For a start I show you the effects that Axel observed when he photographed some firework with a filter as protection.
Willy Brüchle's comparison of the same night shot with and without his filter is nearly a classic in the German forums.
It was kinda difficult when Clara Hase asked in the German forum of fotocommunity how these mysterious lights could come from some firework. Well, it was not the firework causing them.
It git a bit more obvious when we asked her to show the full frame.
Just for demonstration purposes I turn the picture into its inverse. The lights are dark here and can clearly be seen and matched.
Mirrorings caused by filters are often mirrored symmetrical along the optical axis - the centre of the image. When you now link the mirrorings with their corresponding lights causing them then the lines will cross each other in the centre of the image.
Contrast and Brilliance
I did not even mention the impact of a filter on brilliance and contrast of the image for normal photographs. The reason for that may well be that people do not notice it because it is not that obvious and easily fixed in the age of digital post processing. And of course I don't have any of those examples myself because I do not use protection filters myself. Well, it is about time to produce some with- and without-example.
This topic is often discussed in the context of UV filters, but it must not be overlooked that the problem can occur with every filter.

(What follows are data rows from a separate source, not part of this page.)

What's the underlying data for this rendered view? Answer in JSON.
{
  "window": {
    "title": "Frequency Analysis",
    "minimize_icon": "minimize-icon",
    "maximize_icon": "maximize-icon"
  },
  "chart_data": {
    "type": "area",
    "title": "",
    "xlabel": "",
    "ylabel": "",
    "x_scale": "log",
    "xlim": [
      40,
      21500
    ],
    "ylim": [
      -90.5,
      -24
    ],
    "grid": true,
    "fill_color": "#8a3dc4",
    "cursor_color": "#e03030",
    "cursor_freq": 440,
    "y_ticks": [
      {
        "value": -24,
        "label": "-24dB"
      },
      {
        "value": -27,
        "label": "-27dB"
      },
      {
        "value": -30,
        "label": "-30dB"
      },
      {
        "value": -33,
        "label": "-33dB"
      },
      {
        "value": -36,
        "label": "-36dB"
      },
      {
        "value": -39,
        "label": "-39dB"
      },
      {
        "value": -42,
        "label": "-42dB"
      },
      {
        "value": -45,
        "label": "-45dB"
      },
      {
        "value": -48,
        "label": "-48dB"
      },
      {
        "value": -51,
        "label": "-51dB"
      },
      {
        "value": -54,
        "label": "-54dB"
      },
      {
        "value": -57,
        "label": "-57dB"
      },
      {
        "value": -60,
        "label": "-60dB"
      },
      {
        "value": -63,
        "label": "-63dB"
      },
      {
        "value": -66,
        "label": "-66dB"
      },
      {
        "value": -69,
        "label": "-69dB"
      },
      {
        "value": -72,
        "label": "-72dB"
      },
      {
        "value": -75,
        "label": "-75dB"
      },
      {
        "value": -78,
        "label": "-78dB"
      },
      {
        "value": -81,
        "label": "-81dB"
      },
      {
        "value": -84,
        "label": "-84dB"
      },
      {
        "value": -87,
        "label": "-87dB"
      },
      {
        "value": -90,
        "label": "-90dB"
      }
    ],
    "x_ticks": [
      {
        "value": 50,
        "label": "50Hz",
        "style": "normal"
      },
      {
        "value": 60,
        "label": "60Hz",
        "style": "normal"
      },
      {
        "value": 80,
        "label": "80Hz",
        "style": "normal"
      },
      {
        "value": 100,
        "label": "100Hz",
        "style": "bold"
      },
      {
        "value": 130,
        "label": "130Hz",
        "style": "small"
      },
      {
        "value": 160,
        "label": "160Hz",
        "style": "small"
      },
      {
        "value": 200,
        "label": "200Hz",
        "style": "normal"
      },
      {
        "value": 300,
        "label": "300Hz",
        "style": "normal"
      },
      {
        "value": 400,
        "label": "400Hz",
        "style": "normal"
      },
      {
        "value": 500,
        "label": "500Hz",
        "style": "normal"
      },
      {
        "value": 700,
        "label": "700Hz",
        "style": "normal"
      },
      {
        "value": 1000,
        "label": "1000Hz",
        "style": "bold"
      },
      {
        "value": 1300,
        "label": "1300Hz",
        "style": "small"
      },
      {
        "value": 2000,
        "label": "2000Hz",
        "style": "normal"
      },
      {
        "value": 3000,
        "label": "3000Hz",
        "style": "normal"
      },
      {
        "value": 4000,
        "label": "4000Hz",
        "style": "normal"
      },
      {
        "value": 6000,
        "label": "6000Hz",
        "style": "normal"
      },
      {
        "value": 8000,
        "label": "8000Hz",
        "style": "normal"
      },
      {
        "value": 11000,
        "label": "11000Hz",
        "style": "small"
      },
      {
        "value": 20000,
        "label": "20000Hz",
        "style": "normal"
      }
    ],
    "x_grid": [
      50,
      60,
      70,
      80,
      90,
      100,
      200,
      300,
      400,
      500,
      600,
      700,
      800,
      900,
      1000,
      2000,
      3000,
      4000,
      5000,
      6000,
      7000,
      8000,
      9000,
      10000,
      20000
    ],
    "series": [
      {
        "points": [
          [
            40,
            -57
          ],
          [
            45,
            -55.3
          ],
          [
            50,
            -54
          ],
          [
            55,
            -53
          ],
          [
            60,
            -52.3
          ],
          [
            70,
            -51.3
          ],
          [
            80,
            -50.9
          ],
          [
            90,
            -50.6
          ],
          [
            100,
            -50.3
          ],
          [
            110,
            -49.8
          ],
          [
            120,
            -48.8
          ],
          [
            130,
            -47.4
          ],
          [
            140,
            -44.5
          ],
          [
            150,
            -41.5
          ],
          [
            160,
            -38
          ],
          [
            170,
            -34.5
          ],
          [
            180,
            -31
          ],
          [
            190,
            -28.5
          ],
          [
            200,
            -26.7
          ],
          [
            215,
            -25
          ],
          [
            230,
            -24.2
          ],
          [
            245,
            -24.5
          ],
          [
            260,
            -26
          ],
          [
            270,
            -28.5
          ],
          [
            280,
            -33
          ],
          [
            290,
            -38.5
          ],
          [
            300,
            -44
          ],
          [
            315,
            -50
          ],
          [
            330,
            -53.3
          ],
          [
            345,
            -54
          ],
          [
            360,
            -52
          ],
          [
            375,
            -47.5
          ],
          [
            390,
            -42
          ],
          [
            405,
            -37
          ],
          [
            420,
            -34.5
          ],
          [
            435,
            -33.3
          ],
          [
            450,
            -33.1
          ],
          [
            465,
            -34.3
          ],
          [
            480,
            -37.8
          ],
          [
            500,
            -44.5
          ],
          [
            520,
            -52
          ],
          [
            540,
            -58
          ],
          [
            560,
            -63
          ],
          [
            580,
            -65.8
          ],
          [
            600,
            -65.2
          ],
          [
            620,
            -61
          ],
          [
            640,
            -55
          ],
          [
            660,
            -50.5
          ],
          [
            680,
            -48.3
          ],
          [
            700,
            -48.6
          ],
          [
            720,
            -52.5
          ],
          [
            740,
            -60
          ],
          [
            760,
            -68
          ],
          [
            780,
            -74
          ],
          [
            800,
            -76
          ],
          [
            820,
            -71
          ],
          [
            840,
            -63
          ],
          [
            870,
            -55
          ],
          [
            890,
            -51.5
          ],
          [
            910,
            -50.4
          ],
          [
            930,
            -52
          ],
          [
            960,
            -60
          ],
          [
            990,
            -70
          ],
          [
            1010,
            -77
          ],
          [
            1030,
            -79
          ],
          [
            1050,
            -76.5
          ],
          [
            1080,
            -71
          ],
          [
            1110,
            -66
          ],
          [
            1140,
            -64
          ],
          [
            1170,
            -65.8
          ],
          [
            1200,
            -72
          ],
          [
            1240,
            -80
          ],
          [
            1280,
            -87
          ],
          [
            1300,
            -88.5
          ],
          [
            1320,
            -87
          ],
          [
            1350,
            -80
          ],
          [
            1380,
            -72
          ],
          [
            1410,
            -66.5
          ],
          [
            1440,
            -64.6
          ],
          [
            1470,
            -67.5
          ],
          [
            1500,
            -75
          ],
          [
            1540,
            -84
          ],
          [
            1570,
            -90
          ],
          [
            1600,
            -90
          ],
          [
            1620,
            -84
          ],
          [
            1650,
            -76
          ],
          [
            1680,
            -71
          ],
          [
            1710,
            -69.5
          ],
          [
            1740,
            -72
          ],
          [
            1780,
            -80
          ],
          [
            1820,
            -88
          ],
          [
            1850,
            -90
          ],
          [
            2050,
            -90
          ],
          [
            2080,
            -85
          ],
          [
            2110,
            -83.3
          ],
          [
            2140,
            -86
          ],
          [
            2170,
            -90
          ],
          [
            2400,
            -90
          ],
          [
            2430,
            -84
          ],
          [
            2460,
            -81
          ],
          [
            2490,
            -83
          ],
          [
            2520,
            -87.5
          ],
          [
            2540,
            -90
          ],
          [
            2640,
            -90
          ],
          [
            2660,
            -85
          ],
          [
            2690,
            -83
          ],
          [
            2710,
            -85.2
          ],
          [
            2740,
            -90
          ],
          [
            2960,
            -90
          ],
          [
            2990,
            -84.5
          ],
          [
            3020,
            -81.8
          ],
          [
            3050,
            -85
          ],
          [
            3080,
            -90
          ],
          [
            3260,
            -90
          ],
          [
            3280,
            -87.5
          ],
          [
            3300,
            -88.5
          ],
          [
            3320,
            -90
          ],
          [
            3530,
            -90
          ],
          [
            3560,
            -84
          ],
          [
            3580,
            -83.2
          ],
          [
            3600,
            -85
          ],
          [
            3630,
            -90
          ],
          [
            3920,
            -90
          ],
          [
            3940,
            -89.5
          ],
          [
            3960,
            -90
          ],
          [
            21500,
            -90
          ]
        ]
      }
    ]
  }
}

Every filter adds a pane of glass to the optical system that may have these unwanted effects.
The following image of the Yeldize in Dresden from Marcel Hermann shows exactly this effect. Marcel aimed to turn the lights into stars and therefore added some star effects filter but the filter did not just add the star shape but caused unwanted reflections too.
If you really want to protect your lens with a filter instead of the lens hood and lens cap (the devices made for protection) then feel free doing so, but don't complain with me about the consequences.